The Hazelwood Brewing Company is an historic brewery complex which is located in the Hazelwood neighborhood of Pittsburgh, Pennsylvania.

==History==
The brewery opened in 1905 with a production capacity of 40,000 barrels per year and distributed its Bohemian, Pilsener, and Famous lagers throughout the region. During Prohibition, the company produced low-alcohol "near-beer," though it was raided several times for allegedly selling actual beer instead. After the end of Prohibition in 1933, the brewery was reorganized as the Hazelwood Beverage Company and then Derby Brewing Company. Derby Brewing went out of business in 1938, after which the brewery buildings were used for various purposes.

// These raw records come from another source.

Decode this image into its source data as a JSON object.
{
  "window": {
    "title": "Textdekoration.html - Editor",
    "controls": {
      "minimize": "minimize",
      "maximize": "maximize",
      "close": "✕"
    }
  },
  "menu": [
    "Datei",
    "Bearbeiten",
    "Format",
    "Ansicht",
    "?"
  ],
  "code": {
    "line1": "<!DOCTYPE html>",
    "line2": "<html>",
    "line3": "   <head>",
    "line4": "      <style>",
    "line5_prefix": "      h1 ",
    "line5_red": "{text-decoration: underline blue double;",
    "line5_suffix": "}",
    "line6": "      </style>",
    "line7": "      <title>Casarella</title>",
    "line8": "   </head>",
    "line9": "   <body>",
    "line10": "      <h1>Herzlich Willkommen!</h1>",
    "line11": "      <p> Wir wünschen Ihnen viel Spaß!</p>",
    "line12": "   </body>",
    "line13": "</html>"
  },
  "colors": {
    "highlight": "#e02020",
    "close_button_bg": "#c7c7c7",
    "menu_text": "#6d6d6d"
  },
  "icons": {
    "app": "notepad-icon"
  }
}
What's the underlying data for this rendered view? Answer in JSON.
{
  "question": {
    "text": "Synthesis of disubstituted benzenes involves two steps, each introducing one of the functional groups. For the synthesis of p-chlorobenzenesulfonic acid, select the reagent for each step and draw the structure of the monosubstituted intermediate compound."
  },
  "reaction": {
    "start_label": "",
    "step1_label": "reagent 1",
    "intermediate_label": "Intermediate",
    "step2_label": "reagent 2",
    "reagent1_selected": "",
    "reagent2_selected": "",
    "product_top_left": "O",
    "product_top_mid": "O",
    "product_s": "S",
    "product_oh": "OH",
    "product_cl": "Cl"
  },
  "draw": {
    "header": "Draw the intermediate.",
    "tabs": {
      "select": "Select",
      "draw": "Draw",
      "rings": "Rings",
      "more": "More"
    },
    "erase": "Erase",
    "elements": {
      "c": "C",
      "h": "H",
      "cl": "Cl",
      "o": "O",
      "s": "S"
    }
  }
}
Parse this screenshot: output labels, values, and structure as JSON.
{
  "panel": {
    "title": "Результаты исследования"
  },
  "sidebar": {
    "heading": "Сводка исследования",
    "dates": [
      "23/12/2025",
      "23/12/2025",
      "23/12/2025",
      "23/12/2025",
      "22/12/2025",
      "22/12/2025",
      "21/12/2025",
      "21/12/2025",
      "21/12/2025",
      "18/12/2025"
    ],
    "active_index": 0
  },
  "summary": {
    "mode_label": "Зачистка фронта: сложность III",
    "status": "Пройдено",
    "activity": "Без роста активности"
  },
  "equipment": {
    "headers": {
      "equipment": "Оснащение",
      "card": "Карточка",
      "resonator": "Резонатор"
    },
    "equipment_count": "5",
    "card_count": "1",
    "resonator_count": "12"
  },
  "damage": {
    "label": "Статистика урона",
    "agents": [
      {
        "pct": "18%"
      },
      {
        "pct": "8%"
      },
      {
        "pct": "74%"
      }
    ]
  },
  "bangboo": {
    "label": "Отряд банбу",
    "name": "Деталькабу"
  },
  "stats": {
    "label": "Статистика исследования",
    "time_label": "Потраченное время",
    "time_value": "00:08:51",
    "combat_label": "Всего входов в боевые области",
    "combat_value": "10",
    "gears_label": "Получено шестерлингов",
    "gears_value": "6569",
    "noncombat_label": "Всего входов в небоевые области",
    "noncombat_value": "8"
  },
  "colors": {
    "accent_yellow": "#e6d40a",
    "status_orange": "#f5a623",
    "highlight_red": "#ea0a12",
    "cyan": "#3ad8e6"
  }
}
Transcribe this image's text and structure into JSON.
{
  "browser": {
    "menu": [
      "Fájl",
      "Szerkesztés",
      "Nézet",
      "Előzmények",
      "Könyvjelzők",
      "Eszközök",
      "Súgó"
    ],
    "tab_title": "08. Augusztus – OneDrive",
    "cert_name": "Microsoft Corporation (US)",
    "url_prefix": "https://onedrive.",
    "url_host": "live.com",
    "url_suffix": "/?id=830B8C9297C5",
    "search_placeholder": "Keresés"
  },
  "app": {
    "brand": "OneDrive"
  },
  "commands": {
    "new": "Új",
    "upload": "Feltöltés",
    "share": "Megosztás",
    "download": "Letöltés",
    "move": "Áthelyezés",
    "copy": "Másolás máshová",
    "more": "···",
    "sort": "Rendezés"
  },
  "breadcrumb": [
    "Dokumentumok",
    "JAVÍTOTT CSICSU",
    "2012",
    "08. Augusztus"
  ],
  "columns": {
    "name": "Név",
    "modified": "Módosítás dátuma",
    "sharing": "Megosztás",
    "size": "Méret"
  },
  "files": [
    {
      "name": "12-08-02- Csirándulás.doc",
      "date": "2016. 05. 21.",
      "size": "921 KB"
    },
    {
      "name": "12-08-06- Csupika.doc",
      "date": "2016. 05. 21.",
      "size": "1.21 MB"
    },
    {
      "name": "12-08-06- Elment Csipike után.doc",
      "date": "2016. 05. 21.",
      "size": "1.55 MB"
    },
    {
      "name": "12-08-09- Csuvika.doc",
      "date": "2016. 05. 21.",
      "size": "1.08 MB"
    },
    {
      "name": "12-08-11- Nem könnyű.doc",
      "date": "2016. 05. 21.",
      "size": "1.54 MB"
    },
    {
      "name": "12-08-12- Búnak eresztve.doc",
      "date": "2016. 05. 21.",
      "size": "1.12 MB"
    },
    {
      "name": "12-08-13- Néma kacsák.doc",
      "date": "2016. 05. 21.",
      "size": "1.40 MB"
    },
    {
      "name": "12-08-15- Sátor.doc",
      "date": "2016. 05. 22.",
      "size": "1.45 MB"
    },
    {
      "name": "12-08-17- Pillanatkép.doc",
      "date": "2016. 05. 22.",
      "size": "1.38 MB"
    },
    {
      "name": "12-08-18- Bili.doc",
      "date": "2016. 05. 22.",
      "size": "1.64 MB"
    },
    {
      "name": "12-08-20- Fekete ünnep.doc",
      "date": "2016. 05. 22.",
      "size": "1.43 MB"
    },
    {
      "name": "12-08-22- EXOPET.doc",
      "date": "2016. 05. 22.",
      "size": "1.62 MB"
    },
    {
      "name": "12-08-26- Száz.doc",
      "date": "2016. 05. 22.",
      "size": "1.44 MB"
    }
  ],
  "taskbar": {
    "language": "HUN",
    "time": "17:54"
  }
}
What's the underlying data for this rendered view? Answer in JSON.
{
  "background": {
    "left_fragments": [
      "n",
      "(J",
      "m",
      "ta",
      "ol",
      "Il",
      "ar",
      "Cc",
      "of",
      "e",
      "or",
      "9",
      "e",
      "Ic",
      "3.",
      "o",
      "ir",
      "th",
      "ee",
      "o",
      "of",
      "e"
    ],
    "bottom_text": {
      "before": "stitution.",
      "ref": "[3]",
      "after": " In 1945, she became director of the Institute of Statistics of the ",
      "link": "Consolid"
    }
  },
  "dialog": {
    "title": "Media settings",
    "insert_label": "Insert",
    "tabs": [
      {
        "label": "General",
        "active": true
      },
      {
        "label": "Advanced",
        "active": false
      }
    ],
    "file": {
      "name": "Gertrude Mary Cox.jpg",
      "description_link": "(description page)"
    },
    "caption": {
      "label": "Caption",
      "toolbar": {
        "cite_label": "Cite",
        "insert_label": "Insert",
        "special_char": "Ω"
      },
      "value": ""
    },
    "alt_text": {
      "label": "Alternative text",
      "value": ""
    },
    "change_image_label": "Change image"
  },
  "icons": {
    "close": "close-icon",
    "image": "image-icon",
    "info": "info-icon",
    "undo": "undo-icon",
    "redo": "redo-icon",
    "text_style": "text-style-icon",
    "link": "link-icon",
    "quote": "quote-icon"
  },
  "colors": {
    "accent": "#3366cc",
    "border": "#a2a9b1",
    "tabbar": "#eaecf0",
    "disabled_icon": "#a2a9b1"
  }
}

In 2017, the then-vacant property was purchased by a nonprofit organization and renovated to return it to brewery use. The renovated brew house is home to three separate breweries which share a common bottling line and beer garden area. The first of the three breweries opened for business in June, 2024.

==Architecture==
The main brewery building is constructed from brick and has three sections which consist of one, one, and four bays, respectively. The middle section has four stories plus a mezzanine, while the other two sections have three stories and a mezzanine. The southern section originally had a fourth story as well but it was destroyed by a tornado in 1998.

When built, the brewery also included an ice house, bottling building, and office. Part of the ice house is still standing but the other buildings were demolished.